Vitamin D supplementation for primary dysmenorrhea: a double-blind, randomized, placebo-controlled trial

OBJECTIVE: Recent studies have shown a possible association between vitamin D deficiency and the severity of primary dysmenorrhea. The present study aimed to investigate the effect of vitamin D supplementation on pain and systemic symptoms in patients with primary dysmenorrhea. METHODS: This double-blind, randomized, placebo-controlled trial was conducted on female students aged 18 to 32 years with primary dysmenorrhea and vitamin D deficiency (25 [OH]D <30 ng/mL). The participants (n=116) received either 50,000 IU of vitamin D3 (cholecalciferol) or placebo capsules on a weekly basis for eight consecutive weeks. The outcomes were pain intensity (scored 0 to 10), number of days with pain, number of consumed pain-relief medications (per day), and severity of systemic symptoms (fatigue, headache, nausea/vomiting, and diarrhea; total score of 0 to 12).
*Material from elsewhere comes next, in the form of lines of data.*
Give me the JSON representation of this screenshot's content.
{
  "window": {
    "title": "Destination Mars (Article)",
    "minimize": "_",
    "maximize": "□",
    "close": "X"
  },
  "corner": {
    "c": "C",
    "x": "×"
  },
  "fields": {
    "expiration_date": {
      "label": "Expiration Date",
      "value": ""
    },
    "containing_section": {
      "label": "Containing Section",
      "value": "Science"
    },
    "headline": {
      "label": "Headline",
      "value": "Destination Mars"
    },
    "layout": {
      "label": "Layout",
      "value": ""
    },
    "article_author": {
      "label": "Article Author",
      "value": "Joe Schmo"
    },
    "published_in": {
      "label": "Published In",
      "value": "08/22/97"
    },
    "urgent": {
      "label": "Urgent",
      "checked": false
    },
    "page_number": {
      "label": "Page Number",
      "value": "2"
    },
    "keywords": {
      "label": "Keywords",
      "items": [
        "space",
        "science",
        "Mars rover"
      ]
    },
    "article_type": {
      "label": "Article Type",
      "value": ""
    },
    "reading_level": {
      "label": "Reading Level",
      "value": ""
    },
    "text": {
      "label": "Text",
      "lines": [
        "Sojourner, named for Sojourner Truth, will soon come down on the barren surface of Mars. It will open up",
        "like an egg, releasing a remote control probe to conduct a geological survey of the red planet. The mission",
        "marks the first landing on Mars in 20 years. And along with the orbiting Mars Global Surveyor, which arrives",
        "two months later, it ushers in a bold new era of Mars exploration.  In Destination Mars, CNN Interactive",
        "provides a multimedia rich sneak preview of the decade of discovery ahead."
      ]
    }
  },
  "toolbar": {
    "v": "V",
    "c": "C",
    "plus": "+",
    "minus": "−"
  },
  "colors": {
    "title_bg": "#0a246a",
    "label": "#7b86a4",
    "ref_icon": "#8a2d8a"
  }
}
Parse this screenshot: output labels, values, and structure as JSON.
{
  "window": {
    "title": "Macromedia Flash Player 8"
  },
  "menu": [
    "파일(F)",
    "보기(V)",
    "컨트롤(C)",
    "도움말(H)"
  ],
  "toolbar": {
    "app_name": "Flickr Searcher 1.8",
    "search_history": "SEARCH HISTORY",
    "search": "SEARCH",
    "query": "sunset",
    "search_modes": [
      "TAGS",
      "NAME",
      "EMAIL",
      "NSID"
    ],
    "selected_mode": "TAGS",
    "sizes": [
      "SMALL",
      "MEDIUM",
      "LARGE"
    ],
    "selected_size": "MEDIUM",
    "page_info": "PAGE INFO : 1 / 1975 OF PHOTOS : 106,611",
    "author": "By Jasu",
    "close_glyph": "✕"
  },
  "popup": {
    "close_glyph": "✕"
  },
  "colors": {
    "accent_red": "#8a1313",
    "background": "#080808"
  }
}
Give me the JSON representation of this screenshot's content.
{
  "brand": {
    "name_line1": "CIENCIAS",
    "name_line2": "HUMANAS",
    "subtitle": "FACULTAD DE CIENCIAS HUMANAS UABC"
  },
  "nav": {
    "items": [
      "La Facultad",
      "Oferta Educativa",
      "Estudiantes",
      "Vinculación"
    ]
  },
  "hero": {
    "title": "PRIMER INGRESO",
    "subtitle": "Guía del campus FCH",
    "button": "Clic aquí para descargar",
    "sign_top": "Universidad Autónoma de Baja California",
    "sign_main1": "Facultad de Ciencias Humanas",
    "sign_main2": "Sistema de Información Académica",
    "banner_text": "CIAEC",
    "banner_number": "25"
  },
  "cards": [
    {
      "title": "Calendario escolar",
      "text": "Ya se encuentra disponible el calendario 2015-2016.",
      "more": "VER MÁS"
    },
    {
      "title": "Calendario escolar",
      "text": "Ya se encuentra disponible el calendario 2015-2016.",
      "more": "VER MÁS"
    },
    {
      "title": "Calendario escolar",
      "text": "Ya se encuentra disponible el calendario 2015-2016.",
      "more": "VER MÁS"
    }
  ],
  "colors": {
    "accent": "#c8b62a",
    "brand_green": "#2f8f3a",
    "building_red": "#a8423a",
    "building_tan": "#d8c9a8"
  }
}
RESULTS: Compared with baseline, our participants who received vitamin D experienced significant reductions in pain intensity (−1.0 and −1.5 score at weeks 4 and 8, P<0.001), the number of days with pain (−1.0 day at weeks 4 and 8, P<0.001), the number of consumed pain-relief medications (−1.0 at weeks 4 and 8, P<0.001), and systemic symptoms severity (−1.0 score at weeks 4 and 8, P<0.001). No significant improvements were observed in the placebo group in terms of these outcomes. CONCLUSION: Vitamin D supplementation in women with primary dysmenorrhea and vitamin D deficiency could improve systemic symptoms and reduce pain intensity, the number of days with pain, and the need for consuming pain-relief medications.